By Monetary Metals
“Gold Traders Pay Most in Years to Keep Big Bullish Bet Alive”
There are two views of the markets for the monetary metals. One, as we have discussed many times in this Report, holds that gold and silver will eventually go up so high that those who own the metals will be rich. This is the Schrodinger’s dollar view. Buy gold because the dollar will soon collapse—witness China and Saudi Arabia selling dollars. And gold is going up—when it’s measured in dollars.
Believers in the surgit aurea view are always on the lookout for a new angle to support their thesis. For example, we came across this article. Apparently, silver is in such a massive shortage that a mining company, “…got approached by an electronics manufacturing company … [who] wanted to bid on our silver…”
So, a silver consumer went to a silver produce to bid (at what price?) on the silver. Therefore, silver is going to $100, and there will be “some kind of major reset”.
Our view is the other view.
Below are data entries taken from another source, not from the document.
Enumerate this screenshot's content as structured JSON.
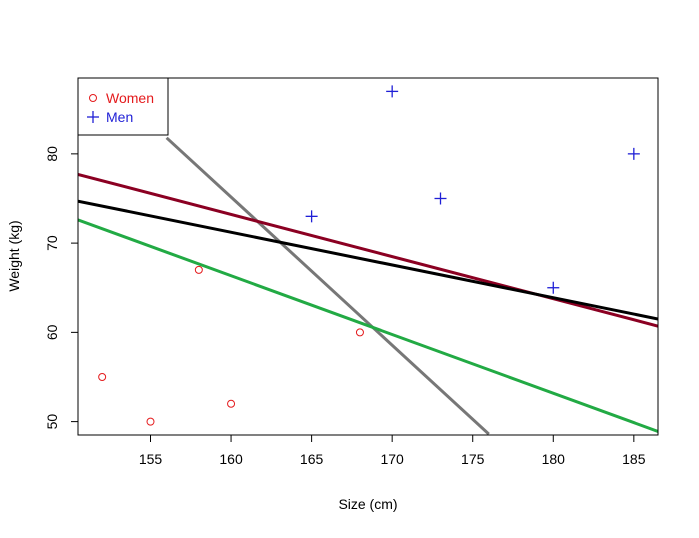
{
  "chart_data": {
    "type": "scatter",
    "title": "",
    "xlabel": "Size (cm)",
    "ylabel": "Weight (kg)",
    "xlim": [
      150.5,
      186.5
    ],
    "ylim": [
      48.5,
      88.5
    ],
    "x_ticks": [
      155,
      160,
      165,
      170,
      175,
      180,
      185
    ],
    "y_ticks": [
      50,
      60,
      70,
      80
    ],
    "legend_position": "top-left",
    "series": [
      {
        "name": "Women",
        "marker": "circle",
        "color": "#e41a1c",
        "points": [
          {
            "x": 152,
            "y": 55
          },
          {
            "x": 155,
            "y": 50
          },
          {
            "x": 158,
            "y": 67
          },
          {
            "x": 160,
            "y": 52
          },
          {
            "x": 168,
            "y": 60
          }
        ]
      },
      {
        "name": "Men",
        "marker": "plus",
        "color": "#1f1fd6",
        "points": [
          {
            "x": 165,
            "y": 73
          },
          {
            "x": 170,
            "y": 87
          },
          {
            "x": 173,
            "y": 75
          },
          {
            "x": 180,
            "y": 65
          },
          {
            "x": 185,
            "y": 80
          }
        ]
      }
    ],
    "lines": [
      {
        "color": "#777777",
        "stroke_width": 3,
        "x1": 156.0,
        "y1": 81.8,
        "x2": 176.0,
        "y2": 48.6
      },
      {
        "color": "#8b0022",
        "stroke_width": 3,
        "x1": 150.5,
        "y1": 77.7,
        "x2": 186.5,
        "y2": 60.7
      },
      {
        "color": "#000000",
        "stroke_width": 3,
        "x1": 150.5,
        "y1": 74.7,
        "x2": 186.5,
        "y2": 61.5
      },
      {
        "color": "#22aa44",
        "stroke_width": 3,
        "x1": 150.5,
        "y1": 72.6,
        "x2": 186.5,
        "y2": 48.9
      }
    ],
    "grid": false
  }
}
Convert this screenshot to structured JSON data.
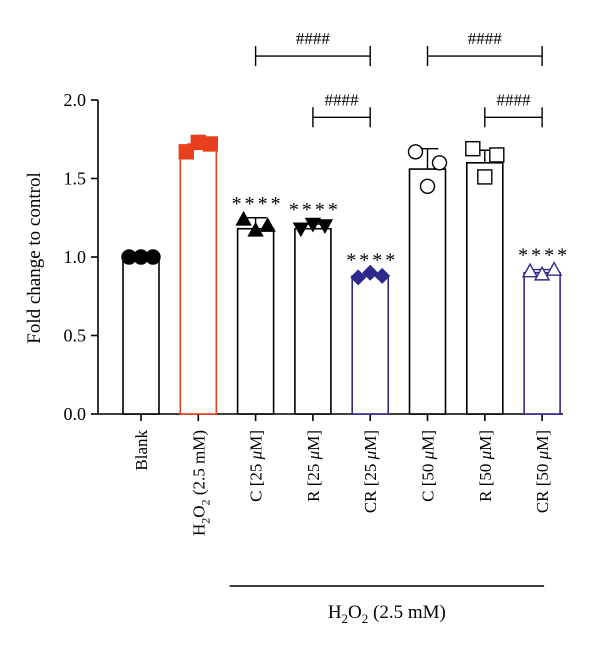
{
  "chart_data": {
    "type": "bar",
    "ylabel": "Fold change to control",
    "ylim": [
      0,
      2.0
    ],
    "yticks": [
      "0.0",
      "0.5",
      "1.0",
      "1.5",
      "2.0"
    ],
    "categories": [
      {
        "pre": "Blank",
        "sub": "",
        "post": "",
        "value": 1.0,
        "err": 0.0,
        "color": "#000000",
        "marker": "circle",
        "filled": true,
        "points": [
          1.0,
          1.0,
          1.0
        ],
        "sig": ""
      },
      {
        "pre": "H",
        "sub": "2",
        "pre2": "O",
        "sub2": "2",
        "post": " (2.5 mM)",
        "value": 1.7,
        "err": 0.02,
        "color": "#e8401c",
        "marker": "square",
        "filled": true,
        "points": [
          1.67,
          1.73,
          1.72
        ],
        "sig": ""
      },
      {
        "pre": "C [25 ",
        "mu": "μ",
        "post": "M]",
        "value": 1.18,
        "err": 0.07,
        "color": "#000000",
        "marker": "triangle-up",
        "filled": true,
        "points": [
          1.24,
          1.17,
          1.2
        ],
        "sig": "****"
      },
      {
        "pre": "R [25 ",
        "mu": "μ",
        "post": "M]",
        "value": 1.18,
        "err": 0.03,
        "color": "#000000",
        "marker": "triangle-down",
        "filled": true,
        "points": [
          1.18,
          1.21,
          1.2
        ],
        "sig": "****"
      },
      {
        "pre": "CR [25 ",
        "mu": "μ",
        "post": "M]",
        "value": 0.88,
        "err": 0.01,
        "color": "#2e2a8c",
        "marker": "diamond",
        "filled": true,
        "points": [
          0.87,
          0.9,
          0.88
        ],
        "sig": "****"
      },
      {
        "pre": "C [50 ",
        "mu": "μ",
        "post": "M]",
        "value": 1.56,
        "err": 0.13,
        "color": "#000000",
        "marker": "circle",
        "filled": false,
        "points": [
          1.67,
          1.45,
          1.6
        ],
        "sig": ""
      },
      {
        "pre": "R [50 ",
        "mu": "μ",
        "post": "M]",
        "value": 1.6,
        "err": 0.08,
        "color": "#000000",
        "marker": "square",
        "filled": false,
        "points": [
          1.69,
          1.51,
          1.65
        ],
        "sig": ""
      },
      {
        "pre": "CR [50 ",
        "mu": "μ",
        "post": "M]",
        "value": 0.9,
        "err": 0.02,
        "color": "#2e2a8c",
        "marker": "triangle-up",
        "filled": false,
        "points": [
          0.91,
          0.89,
          0.92
        ],
        "sig": "****"
      }
    ],
    "comparisons": [
      {
        "from": 2,
        "to": 4,
        "level": 2.28,
        "label": "####"
      },
      {
        "from": 3,
        "to": 4,
        "level": 1.89,
        "label": "####"
      },
      {
        "from": 5,
        "to": 7,
        "level": 2.28,
        "label": "####"
      },
      {
        "from": 6,
        "to": 7,
        "level": 1.89,
        "label": "####"
      }
    ],
    "group_label": {
      "pre": "H",
      "sub": "2",
      "pre2": "O",
      "sub2": "2",
      "post": " (2.5 mM)",
      "from": 2,
      "to": 7
    }
  }
}
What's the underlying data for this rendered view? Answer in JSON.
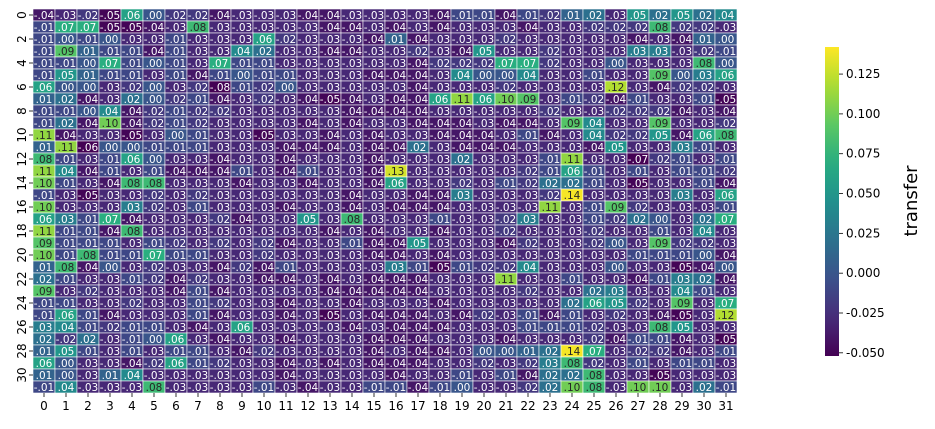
{
  "chart_data": {
    "type": "heatmap",
    "title": "",
    "xlabel": "",
    "ylabel": "",
    "colorbar_label": "transfer",
    "colormap": "viridis",
    "vmin": -0.052,
    "vmax": 0.142,
    "colorbar_ticks": [
      "0.125",
      "0.100",
      "0.075",
      "0.050",
      "0.025",
      "0.000",
      "-0.025",
      "-0.050"
    ],
    "colorbar_tick_values": [
      0.125,
      0.1,
      0.075,
      0.05,
      0.025,
      0.0,
      -0.025,
      -0.05
    ],
    "x_ticks": [
      "0",
      "1",
      "2",
      "3",
      "4",
      "5",
      "6",
      "7",
      "8",
      "9",
      "10",
      "11",
      "12",
      "13",
      "14",
      "15",
      "16",
      "17",
      "18",
      "19",
      "20",
      "21",
      "22",
      "23",
      "24",
      "25",
      "26",
      "27",
      "28",
      "29",
      "30",
      "31"
    ],
    "y_ticks": [
      "0",
      "2",
      "4",
      "6",
      "8",
      "10",
      "12",
      "14",
      "16",
      "18",
      "20",
      "22",
      "24",
      "26",
      "28",
      "30"
    ],
    "rows": 32,
    "cols": 32,
    "values": [
      [
        -0.04,
        -0.03,
        -0.02,
        -0.05,
        0.06,
        0.0,
        -0.02,
        -0.02,
        -0.04,
        -0.03,
        -0.03,
        -0.03,
        -0.04,
        -0.04,
        -0.03,
        -0.03,
        -0.03,
        -0.03,
        -0.04,
        -0.01,
        -0.01,
        -0.04,
        -0.01,
        -0.02,
        0.01,
        0.02,
        -0.03,
        0.05,
        0.02,
        0.05,
        0.02,
        0.04
      ],
      [
        -0.01,
        0.07,
        0.07,
        -0.05,
        -0.05,
        -0.04,
        -0.03,
        0.08,
        -0.03,
        -0.03,
        -0.03,
        -0.03,
        -0.03,
        -0.04,
        -0.04,
        -0.03,
        -0.04,
        -0.03,
        -0.04,
        -0.03,
        -0.03,
        -0.03,
        -0.04,
        -0.03,
        -0.03,
        -0.02,
        -0.02,
        -0.02,
        0.08,
        -0.02,
        -0.02,
        -0.03
      ],
      [
        -0.01,
        0.0,
        -0.01,
        0.0,
        -0.03,
        -0.03,
        -0.01,
        -0.03,
        -0.03,
        -0.03,
        0.06,
        -0.02,
        -0.03,
        -0.03,
        -0.03,
        -0.04,
        0.01,
        -0.04,
        -0.03,
        -0.03,
        -0.03,
        -0.02,
        -0.03,
        -0.03,
        -0.03,
        -0.03,
        -0.03,
        -0.04,
        -0.03,
        -0.04,
        0.01,
        0.0
      ],
      [
        -0.01,
        0.09,
        0.01,
        -0.01,
        -0.01,
        -0.04,
        -0.01,
        -0.03,
        -0.03,
        0.04,
        0.02,
        -0.03,
        -0.03,
        -0.04,
        -0.04,
        -0.03,
        -0.03,
        -0.02,
        -0.03,
        -0.04,
        0.05,
        -0.03,
        -0.03,
        -0.02,
        -0.03,
        -0.03,
        -0.03,
        0.03,
        0.03,
        -0.03,
        -0.02,
        -0.01
      ],
      [
        -0.01,
        -0.01,
        0.0,
        0.07,
        -0.01,
        0.0,
        -0.01,
        -0.03,
        0.07,
        -0.01,
        -0.01,
        -0.03,
        -0.03,
        -0.03,
        -0.03,
        -0.03,
        -0.03,
        -0.04,
        -0.02,
        -0.02,
        -0.02,
        0.07,
        0.07,
        -0.02,
        -0.03,
        -0.03,
        -0.0,
        -0.03,
        -0.03,
        -0.03,
        0.08,
        0.0
      ],
      [
        -0.01,
        0.05,
        0.01,
        -0.01,
        -0.01,
        -0.03,
        -0.01,
        -0.04,
        -0.01,
        0.0,
        -0.01,
        -0.01,
        -0.03,
        -0.03,
        -0.03,
        -0.04,
        -0.04,
        -0.04,
        -0.03,
        0.04,
        0.0,
        -0.0,
        0.04,
        -0.03,
        -0.03,
        -0.01,
        -0.03,
        -0.03,
        0.09,
        0.0,
        0.03,
        0.06
      ],
      [
        0.06,
        0.0,
        -0.0,
        -0.03,
        -0.02,
        -0.0,
        -0.03,
        -0.02,
        -0.08,
        -0.01,
        -0.02,
        -0.0,
        -0.03,
        -0.03,
        -0.03,
        -0.03,
        -0.03,
        -0.04,
        -0.03,
        -0.03,
        -0.03,
        -0.02,
        -0.03,
        -0.03,
        -0.03,
        -0.03,
        0.12,
        -0.03,
        -0.04,
        -0.02,
        -0.02,
        -0.03
      ],
      [
        0.01,
        0.02,
        -0.04,
        -0.03,
        0.02,
        -0.0,
        -0.02,
        -0.01,
        -0.04,
        -0.03,
        -0.02,
        -0.03,
        -0.04,
        -0.05,
        -0.04,
        -0.03,
        -0.04,
        -0.04,
        0.06,
        0.11,
        0.06,
        0.1,
        0.09,
        -0.03,
        -0.01,
        -0.02,
        -0.04,
        -0.01,
        -0.03,
        -0.03,
        -0.01,
        -0.05
      ],
      [
        -0.01,
        -0.01,
        -0.0,
        0.04,
        -0.04,
        -0.02,
        -0.01,
        -0.02,
        -0.02,
        -0.03,
        -0.03,
        -0.03,
        -0.03,
        -0.03,
        -0.04,
        -0.04,
        -0.04,
        -0.04,
        -0.03,
        -0.03,
        -0.03,
        -0.03,
        -0.03,
        -0.02,
        -0.03,
        -0.03,
        -0.02,
        -0.02,
        -0.02,
        -0.04,
        -0.03,
        -0.04
      ],
      [
        -0.01,
        0.02,
        -0.04,
        0.1,
        -0.04,
        -0.02,
        -0.01,
        -0.02,
        -0.03,
        -0.03,
        -0.03,
        -0.03,
        -0.04,
        -0.03,
        -0.04,
        -0.03,
        -0.03,
        -0.04,
        -0.04,
        -0.04,
        -0.03,
        -0.04,
        -0.04,
        -0.03,
        0.09,
        0.04,
        -0.03,
        -0.03,
        0.09,
        -0.03,
        -0.03,
        -0.02
      ],
      [
        0.11,
        -0.04,
        -0.03,
        -0.03,
        -0.05,
        -0.03,
        -0.0,
        -0.01,
        -0.03,
        -0.03,
        -0.05,
        -0.03,
        -0.03,
        -0.04,
        -0.03,
        -0.04,
        -0.03,
        -0.03,
        -0.04,
        -0.04,
        -0.04,
        -0.03,
        -0.01,
        -0.04,
        -0.03,
        0.04,
        -0.02,
        -0.02,
        0.05,
        -0.04,
        0.06,
        0.08
      ],
      [
        0.01,
        0.11,
        -0.06,
        -0.0,
        -0.0,
        -0.01,
        -0.01,
        -0.01,
        -0.03,
        -0.03,
        -0.03,
        -0.04,
        -0.04,
        -0.04,
        -0.03,
        -0.04,
        -0.04,
        0.02,
        -0.03,
        -0.04,
        -0.04,
        -0.04,
        -0.03,
        -0.03,
        -0.03,
        -0.04,
        0.05,
        -0.03,
        -0.03,
        0.03,
        -0.01,
        -0.03
      ],
      [
        0.08,
        -0.01,
        -0.03,
        -0.01,
        0.06,
        -0.0,
        -0.03,
        -0.03,
        -0.04,
        -0.03,
        -0.03,
        -0.04,
        -0.03,
        -0.03,
        -0.03,
        -0.04,
        -0.03,
        -0.03,
        -0.03,
        0.02,
        -0.03,
        -0.03,
        -0.03,
        -0.01,
        0.11,
        -0.03,
        -0.03,
        -0.07,
        -0.02,
        -0.01,
        -0.03,
        -0.01
      ],
      [
        0.11,
        0.04,
        -0.04,
        -0.01,
        -0.03,
        -0.01,
        -0.04,
        -0.04,
        -0.04,
        -0.01,
        -0.03,
        -0.04,
        -0.01,
        -0.03,
        -0.03,
        -0.04,
        0.13,
        -0.03,
        -0.03,
        -0.03,
        -0.03,
        -0.03,
        -0.02,
        -0.01,
        0.06,
        -0.01,
        -0.03,
        -0.01,
        -0.03,
        -0.01,
        -0.01,
        -0.02
      ],
      [
        0.1,
        -0.01,
        -0.03,
        -0.04,
        0.08,
        0.08,
        -0.03,
        -0.03,
        -0.03,
        -0.04,
        -0.03,
        -0.03,
        -0.04,
        -0.03,
        -0.03,
        -0.04,
        0.06,
        -0.03,
        -0.03,
        -0.02,
        -0.03,
        -0.01,
        -0.02,
        0.02,
        0.02,
        -0.01,
        -0.03,
        -0.05,
        -0.03,
        -0.03,
        -0.01,
        -0.04
      ],
      [
        -0.01,
        -0.03,
        -0.05,
        -0.03,
        -0.03,
        -0.02,
        -0.03,
        -0.02,
        -0.03,
        -0.03,
        -0.03,
        -0.03,
        -0.03,
        -0.03,
        -0.04,
        -0.03,
        -0.03,
        -0.04,
        -0.04,
        0.03,
        -0.03,
        -0.03,
        -0.03,
        -0.02,
        0.14,
        -0.03,
        -0.03,
        -0.03,
        -0.03,
        0.03,
        -0.03,
        0.06
      ],
      [
        0.1,
        -0.03,
        -0.03,
        -0.03,
        0.03,
        -0.02,
        -0.03,
        -0.01,
        -0.03,
        -0.03,
        -0.03,
        -0.04,
        -0.03,
        -0.03,
        -0.04,
        -0.03,
        -0.04,
        -0.04,
        -0.04,
        -0.03,
        -0.03,
        -0.03,
        -0.03,
        0.11,
        -0.03,
        -0.01,
        0.09,
        -0.02,
        -0.03,
        -0.03,
        -0.03,
        -0.01
      ],
      [
        0.06,
        0.03,
        -0.01,
        0.07,
        -0.04,
        -0.03,
        -0.03,
        -0.03,
        -0.02,
        -0.04,
        -0.03,
        -0.03,
        0.05,
        -0.03,
        0.08,
        -0.03,
        -0.03,
        -0.03,
        -0.01,
        -0.03,
        -0.03,
        -0.02,
        0.03,
        -0.03,
        -0.03,
        -0.01,
        -0.02,
        0.02,
        -0.0,
        -0.03,
        0.02,
        0.07
      ],
      [
        0.11,
        -0.01,
        -0.01,
        -0.04,
        0.08,
        -0.03,
        -0.03,
        -0.03,
        -0.03,
        -0.03,
        -0.03,
        -0.03,
        -0.03,
        -0.04,
        -0.03,
        -0.04,
        -0.03,
        -0.03,
        -0.04,
        -0.03,
        -0.03,
        -0.02,
        -0.03,
        -0.03,
        -0.03,
        -0.02,
        -0.03,
        -0.03,
        -0.01,
        -0.03,
        0.04,
        -0.03
      ],
      [
        0.09,
        -0.01,
        -0.01,
        -0.01,
        -0.03,
        -0.01,
        -0.02,
        -0.03,
        -0.02,
        -0.03,
        -0.02,
        -0.04,
        -0.03,
        -0.03,
        -0.01,
        -0.04,
        -0.04,
        0.05,
        -0.03,
        -0.03,
        -0.03,
        -0.04,
        -0.02,
        -0.03,
        -0.03,
        -0.02,
        -0.0,
        -0.03,
        0.09,
        -0.02,
        -0.02,
        -0.03
      ],
      [
        0.1,
        -0.01,
        0.08,
        -0.01,
        -0.01,
        0.07,
        -0.01,
        -0.01,
        -0.03,
        -0.03,
        -0.02,
        -0.03,
        -0.03,
        -0.03,
        -0.03,
        -0.04,
        -0.04,
        -0.03,
        -0.04,
        -0.03,
        -0.03,
        -0.03,
        -0.03,
        -0.03,
        -0.03,
        -0.03,
        -0.03,
        -0.01,
        -0.01,
        -0.01,
        -0.0,
        -0.04
      ],
      [
        0.01,
        0.08,
        -0.04,
        -0.0,
        -0.03,
        -0.02,
        -0.03,
        -0.03,
        -0.04,
        -0.02,
        -0.04,
        -0.01,
        -0.03,
        -0.03,
        -0.03,
        -0.03,
        0.03,
        -0.01,
        -0.05,
        -0.01,
        -0.02,
        -0.02,
        0.04,
        -0.03,
        -0.03,
        -0.03,
        -0.0,
        -0.03,
        -0.03,
        -0.05,
        -0.04,
        -0.0
      ],
      [
        0.02,
        -0.01,
        -0.03,
        -0.03,
        -0.01,
        -0.02,
        -0.04,
        -0.02,
        -0.03,
        -0.03,
        -0.04,
        -0.04,
        -0.03,
        -0.04,
        -0.03,
        -0.04,
        -0.04,
        -0.04,
        -0.03,
        -0.03,
        -0.03,
        0.11,
        -0.03,
        -0.03,
        -0.01,
        -0.03,
        -0.03,
        -0.04,
        -0.01,
        0.03,
        0.02,
        -0.04
      ],
      [
        0.09,
        -0.03,
        -0.02,
        -0.03,
        -0.03,
        -0.03,
        -0.04,
        -0.01,
        -0.04,
        -0.03,
        -0.03,
        -0.03,
        -0.03,
        -0.04,
        -0.04,
        -0.04,
        -0.04,
        -0.04,
        -0.03,
        -0.03,
        -0.03,
        -0.03,
        -0.02,
        -0.03,
        -0.03,
        0.02,
        0.03,
        -0.03,
        -0.03,
        0.04,
        -0.01,
        -0.03
      ],
      [
        -0.01,
        -0.01,
        -0.03,
        -0.03,
        -0.02,
        -0.03,
        -0.03,
        -0.01,
        -0.02,
        -0.03,
        -0.03,
        -0.04,
        -0.03,
        -0.03,
        -0.04,
        -0.03,
        -0.03,
        -0.03,
        -0.04,
        -0.03,
        -0.03,
        -0.03,
        -0.03,
        -0.03,
        0.02,
        0.06,
        0.05,
        -0.02,
        -0.03,
        0.09,
        -0.03,
        0.07
      ],
      [
        -0.01,
        0.06,
        -0.01,
        -0.04,
        -0.03,
        -0.03,
        -0.03,
        -0.01,
        -0.04,
        -0.03,
        -0.03,
        -0.04,
        -0.03,
        -0.05,
        -0.03,
        -0.04,
        -0.04,
        -0.04,
        -0.03,
        -0.04,
        -0.02,
        -0.03,
        -0.01,
        -0.04,
        -0.01,
        -0.03,
        -0.02,
        -0.03,
        -0.04,
        -0.05,
        -0.03,
        0.12
      ],
      [
        0.03,
        0.04,
        -0.01,
        -0.02,
        -0.01,
        -0.01,
        -0.03,
        -0.04,
        -0.03,
        0.06,
        -0.03,
        -0.03,
        -0.03,
        -0.03,
        -0.04,
        -0.03,
        -0.04,
        -0.04,
        -0.04,
        -0.03,
        -0.03,
        -0.03,
        -0.01,
        -0.01,
        -0.01,
        -0.02,
        -0.03,
        -0.03,
        0.08,
        0.05,
        -0.03,
        -0.03
      ],
      [
        0.02,
        -0.02,
        0.02,
        -0.03,
        -0.01,
        -0.0,
        0.06,
        -0.03,
        -0.04,
        -0.03,
        -0.03,
        -0.04,
        -0.03,
        -0.03,
        -0.03,
        -0.04,
        -0.04,
        -0.04,
        -0.03,
        -0.03,
        -0.03,
        -0.04,
        -0.03,
        -0.03,
        -0.03,
        -0.02,
        -0.04,
        -0.01,
        -0.01,
        -0.04,
        -0.03,
        -0.05
      ],
      [
        0.01,
        0.05,
        -0.01,
        -0.03,
        -0.01,
        -0.03,
        -0.01,
        -0.01,
        -0.03,
        -0.04,
        -0.02,
        -0.03,
        -0.03,
        -0.03,
        -0.03,
        -0.04,
        -0.03,
        -0.04,
        -0.04,
        -0.03,
        0.0,
        0.0,
        0.01,
        0.02,
        0.14,
        0.07,
        -0.03,
        -0.02,
        -0.02,
        -0.04,
        -0.03,
        -0.01
      ],
      [
        0.06,
        -0.0,
        -0.03,
        -0.03,
        -0.04,
        -0.02,
        0.06,
        -0.01,
        -0.02,
        -0.03,
        -0.03,
        -0.04,
        -0.03,
        -0.04,
        -0.03,
        -0.04,
        -0.04,
        -0.04,
        -0.03,
        -0.03,
        -0.02,
        -0.03,
        -0.02,
        0.03,
        0.08,
        -0.02,
        -0.03,
        -0.01,
        -0.03,
        -0.01,
        -0.01,
        -0.03
      ],
      [
        0.01,
        0.0,
        -0.03,
        0.01,
        0.04,
        -0.03,
        -0.03,
        -0.03,
        -0.03,
        -0.03,
        -0.03,
        -0.04,
        -0.03,
        -0.03,
        -0.03,
        -0.03,
        -0.04,
        -0.03,
        -0.03,
        -0.01,
        -0.03,
        -0.01,
        -0.04,
        0.02,
        0.02,
        0.08,
        -0.03,
        -0.03,
        -0.05,
        -0.03,
        -0.03,
        -0.03
      ],
      [
        -0.01,
        0.04,
        -0.03,
        -0.03,
        -0.03,
        0.08,
        -0.03,
        -0.03,
        -0.03,
        -0.03,
        -0.01,
        -0.03,
        -0.04,
        -0.03,
        -0.03,
        -0.01,
        -0.01,
        -0.04,
        -0.01,
        0.0,
        -0.03,
        -0.03,
        -0.02,
        0.02,
        0.1,
        0.08,
        -0.03,
        0.1,
        0.1,
        -0.03,
        0.02,
        -0.01
      ]
    ]
  }
}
The prices of the metals move in a dynamic process comprising producers, hedgers, consumers, warehousemen, and speculators. In short: supply and demand.
We had the good fortune this week to find another article, pure gold vs. the soggy dollars quoted above. The headline should be crystal clear to regular readers of this Report. “Gold Traders Pay Most in Years to Keep Big Bullish Bet Alive.” The article states:
“The cost of rolling futures into a later-dated contract was recently the highest in about six years, said Bernard Sin, head of currency and metal trading at Geneva-based refiner MKS (Switzerland) SA. Those holding June futures would have paid an extra $3.40 an ounce on May 23 to swap that position for the most-active August contract…”
The last paragraph calls it by name: contango.
So what do you believe could drive the prices of the metals?
- Silver is going higher because consumers are talking to producers?
- Gold could go lower and the catalyst is speculators may be weary of spending $3.40 every two months ($20 per ounce per year)
This holiday-shortened week (Monday was Memorial Day in the US), the prices of the metals were sideways to down. Until Friday. And on that day, a labor report hit that motivated gold hoarders to stock up and silver consumers to go into an absolute frenzy of manufacturing thousands and thousands of tons of silver into products ranging from mobile phones to antimicrobial surfaces, to solar panels. Or is that what happened at 8:30am New York time?